天気はうす曇りで、川の流れは穏やかだった。水面は銀の魚の鱗のように規則的に波立ちながら、川下へと連なっている。隼珠は食べ終わっても立ちあがろうとせず、しばらくそこに座りこんだまま川辺を眺めた。沢口のことが気になって、源吉らの元へ戻る気になれなかったからだ。
自分はこれからどうなるのだろう。また売られていくのか。それともここに残ることができるのだろうか。身の振り方は自分自身では決められない。

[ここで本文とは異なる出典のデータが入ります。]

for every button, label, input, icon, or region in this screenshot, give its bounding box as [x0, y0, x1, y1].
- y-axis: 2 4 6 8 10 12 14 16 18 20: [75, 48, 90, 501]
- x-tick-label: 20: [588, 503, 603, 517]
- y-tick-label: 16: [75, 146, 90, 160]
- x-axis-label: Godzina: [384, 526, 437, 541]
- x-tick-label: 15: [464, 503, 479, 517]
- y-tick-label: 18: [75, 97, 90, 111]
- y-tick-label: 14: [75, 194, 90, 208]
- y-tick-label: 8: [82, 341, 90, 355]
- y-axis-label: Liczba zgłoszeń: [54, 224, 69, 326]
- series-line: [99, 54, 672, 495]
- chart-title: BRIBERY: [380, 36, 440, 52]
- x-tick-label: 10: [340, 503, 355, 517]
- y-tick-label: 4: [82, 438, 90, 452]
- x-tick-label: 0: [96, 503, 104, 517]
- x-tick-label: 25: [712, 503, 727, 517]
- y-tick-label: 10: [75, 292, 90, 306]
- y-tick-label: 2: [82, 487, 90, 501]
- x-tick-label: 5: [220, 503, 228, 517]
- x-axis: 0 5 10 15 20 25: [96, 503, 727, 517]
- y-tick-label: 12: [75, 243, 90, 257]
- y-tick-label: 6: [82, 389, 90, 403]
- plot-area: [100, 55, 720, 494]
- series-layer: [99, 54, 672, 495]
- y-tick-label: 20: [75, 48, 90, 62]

ぼんやりと眺めていたら、川の向こうに人影があることに気がついた。遠くて顔までは見えないが、数人の男がウロウロと土手の上を行ったり来たりしている。隼珠は目をこらした。
「……赤尾?」
歩き方や振る舞いが、博徒のものだった。肩をそびやかし、こちら側に睨みをきかせている。その中に、憶えのある男がいた。
「蛇定」
姿かたちを見紛うことはない。確かにあの男だった。
隼珠は草陰に移動して、彼らが何をしているのかそっと観察した。蛇定らは飯場を指さして話をしているようだった。嫌な予感がする。赤尾は堤防工事を白城組に取られて怒っていると、以前聞いた。だったらよからぬことを企んでいるのかもしれない。
蛇定の姿に、今まで悩んでいた憂いも吹っ飛ぶ。
――そうだ。どこへ行こうとも。自分のしたいことはただひとつだけだ。
それは絶対に変わらない。
隼珠は彼らの姿が土手から消えるまで、ずっとそこに潜んで動きを目で追い続けた。